Installation operating system
First we place the operating system on an SD card. For Windows users this is easiest with the Windows Raspberry Pi Imager (https://www.respberryPi.com/software). Place an SD card of at least 2GB in your Windows computer and start the program. Choose Raspberry Pi Device for Raspberry Pi Zero 2 W. When Os take your Raspberry Pi (Other) and then Raspberry Os Lite (32-bit) Bookworm.
Then the question arises as to whether you want to adjust the settings. Press Yes and then Customize settings. Choose a hostname (for example ‘Soundecorder’) and a username and password (use ‘PI’ and ‘Raspberry’ for the easy Settings). Finally, enter the details of your WiFi network. Also check if at Services the SSH on.
When writing is ready, place the SD card in your Pico Zero. Then you link the power supply and wait a few minutes until the operating system starts and is connected to the network. We must now find the IP address of the Raspberry Pi. With the application Fing On your mobile phone you can easily do this on the basis of the host that you chose during the installation.

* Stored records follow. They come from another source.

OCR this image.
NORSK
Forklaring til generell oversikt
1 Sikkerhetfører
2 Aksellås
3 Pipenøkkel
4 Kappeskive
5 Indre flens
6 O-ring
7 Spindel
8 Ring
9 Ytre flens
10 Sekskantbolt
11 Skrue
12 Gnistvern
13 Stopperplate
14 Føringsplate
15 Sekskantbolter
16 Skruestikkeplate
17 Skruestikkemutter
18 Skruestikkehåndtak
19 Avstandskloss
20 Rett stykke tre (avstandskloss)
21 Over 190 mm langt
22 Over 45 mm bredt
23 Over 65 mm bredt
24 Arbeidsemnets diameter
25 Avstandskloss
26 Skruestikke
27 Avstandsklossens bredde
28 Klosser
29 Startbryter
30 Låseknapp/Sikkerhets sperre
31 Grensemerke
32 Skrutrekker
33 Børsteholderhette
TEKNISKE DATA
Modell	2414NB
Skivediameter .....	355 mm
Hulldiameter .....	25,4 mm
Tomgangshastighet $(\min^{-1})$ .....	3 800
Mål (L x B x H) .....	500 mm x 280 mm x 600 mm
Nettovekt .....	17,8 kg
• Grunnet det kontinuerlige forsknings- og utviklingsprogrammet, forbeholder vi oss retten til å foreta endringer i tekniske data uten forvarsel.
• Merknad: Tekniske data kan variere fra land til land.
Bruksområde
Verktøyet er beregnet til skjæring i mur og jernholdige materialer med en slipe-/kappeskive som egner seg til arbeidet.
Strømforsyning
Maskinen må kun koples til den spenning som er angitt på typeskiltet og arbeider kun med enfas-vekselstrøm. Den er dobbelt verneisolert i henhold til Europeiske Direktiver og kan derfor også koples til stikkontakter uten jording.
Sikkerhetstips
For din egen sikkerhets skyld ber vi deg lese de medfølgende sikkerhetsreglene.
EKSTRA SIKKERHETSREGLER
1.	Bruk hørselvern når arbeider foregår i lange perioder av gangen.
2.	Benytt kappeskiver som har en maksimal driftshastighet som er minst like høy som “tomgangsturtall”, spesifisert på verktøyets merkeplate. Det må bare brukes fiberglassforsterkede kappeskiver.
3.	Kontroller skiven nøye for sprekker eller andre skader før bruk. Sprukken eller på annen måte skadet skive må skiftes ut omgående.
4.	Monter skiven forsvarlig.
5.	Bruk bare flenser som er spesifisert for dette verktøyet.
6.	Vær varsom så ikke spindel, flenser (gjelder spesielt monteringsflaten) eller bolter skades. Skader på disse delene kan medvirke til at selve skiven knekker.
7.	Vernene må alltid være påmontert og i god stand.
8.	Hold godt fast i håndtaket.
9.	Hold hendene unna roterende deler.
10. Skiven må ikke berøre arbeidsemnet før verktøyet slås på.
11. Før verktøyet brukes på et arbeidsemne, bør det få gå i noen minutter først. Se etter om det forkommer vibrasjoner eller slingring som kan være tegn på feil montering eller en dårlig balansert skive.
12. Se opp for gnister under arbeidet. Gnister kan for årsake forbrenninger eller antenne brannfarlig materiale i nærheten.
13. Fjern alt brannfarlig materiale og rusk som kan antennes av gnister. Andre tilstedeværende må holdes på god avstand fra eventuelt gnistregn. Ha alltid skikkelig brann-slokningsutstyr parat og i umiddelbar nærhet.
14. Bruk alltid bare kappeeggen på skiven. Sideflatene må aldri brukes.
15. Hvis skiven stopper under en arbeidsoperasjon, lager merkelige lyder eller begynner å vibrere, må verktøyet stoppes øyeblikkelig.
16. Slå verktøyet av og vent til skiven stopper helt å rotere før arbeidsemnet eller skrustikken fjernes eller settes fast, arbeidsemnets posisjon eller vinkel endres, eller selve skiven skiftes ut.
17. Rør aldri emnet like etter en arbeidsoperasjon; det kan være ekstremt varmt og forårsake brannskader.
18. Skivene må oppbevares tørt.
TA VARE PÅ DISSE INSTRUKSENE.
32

Then use Putty (or another SSH program) to connect to the Raspberry Pi, and bring the OS to the last position with the commands:
SUDO APT -GET -Y UPDATE
SUDO APT -Get -y Upgrade
Then install FFMPEG:
SUDO APT INSTAL FFMPEG
The GPIO pins on the Raspberry Pi can be switched to six alternative functions. To be able to use our digital microphone, we have fashion Alt0 required, using the GPIO pins 18, 19, 20 and 21 for the respectively Bit Clockthe Left/Right Clock,, ” Data in and Data Out of the I2S protocol. This is a fairly cumbersome procedure, so we take a shorter road and pretend that our microphone is part of the open-source project Google Voice Hat, which uses a similar microphone. With one adjustment in the configuration file, so much work is taken out of our hands.
Tap:
Sudo Nano/Boot/firmware/config.txt
And at the very bottom you add:
DTOLAY = GooglevoiceHAT soundcard
Connections
Remove the power from the Raspberry Pi and connect the microphone in the following way:
Vdd to pin 1
Gnd to pin 6
SCK to Pin 12 (GPIO 18)
L/R to Pin 14
WS to Pin 35 (GPIO 19)
SD to Pin 38 (GPIO 20)
By means of L/R with the ground To connect, we indicate that we want to use the microphone in mono-fashion (with a second microphone you can optionally also record a stereo sound image).
Last dots
Return the Raspberry Pi, create an SSH connection and now enter this command:
Arecord -l
If everything goes well, you get this answer, which means that the sound card has been found:
**** List of Capture Hardware Devices ****
Card 0: SNDRPIGOOGLEVOI [snd_rpi_googlevoicehat_soundcar]Device 0: Google Voice Soundcard Hifi VoiceHat-Hifi-0 [Google voiceHAT SoundCard HiFi voicehat-hifi-0]
Subdevices: 1/1
Subdevice #0: Subdevice #0
The sound volume of the recordings is in the first instance much too low. We can solve this by
Nano ~/.Asoundc
to tap and in it
next file to be placed:
pcm.Softvol {
Type Softvol
slave.pcm dmix
Control {
Name Master
Card 0
}
}
pcm.micboost {
Type of route
slave.pcm dsnoop
ttable {
0.0 35.0
1.1 35.0
}
}
PCM.! Default {
Type of asym
Playback.pcm “Plug: SoftVol”
Capture.pcm “Plug: Micboost”
}
CTL.! Default {
Type HW
Card 0
}
We then also copy this file to another location:
SUDO CP ~/.Asoundc /etc/asound.conf
FINISHED? ACTION!
Normally the program is made to make sound recordings arecord Recommended, but this software can only use the space-food WAV format. Of Ffmpeg We can keep our file in the MP3 format, but a bug is used by one hundred percent of the processor when writing away. With the extra parameter Readrate 1 We can still limit this.
To start a mono recording of 60 seconds in MP3 format, use the following command:
FFMPEG -Readrate 1 -f ALSA -i default -ar 22050 -t 60 -ac 1 -ab 128k File name.mp3
Of course you can experiment with the parameters to your heart’s content.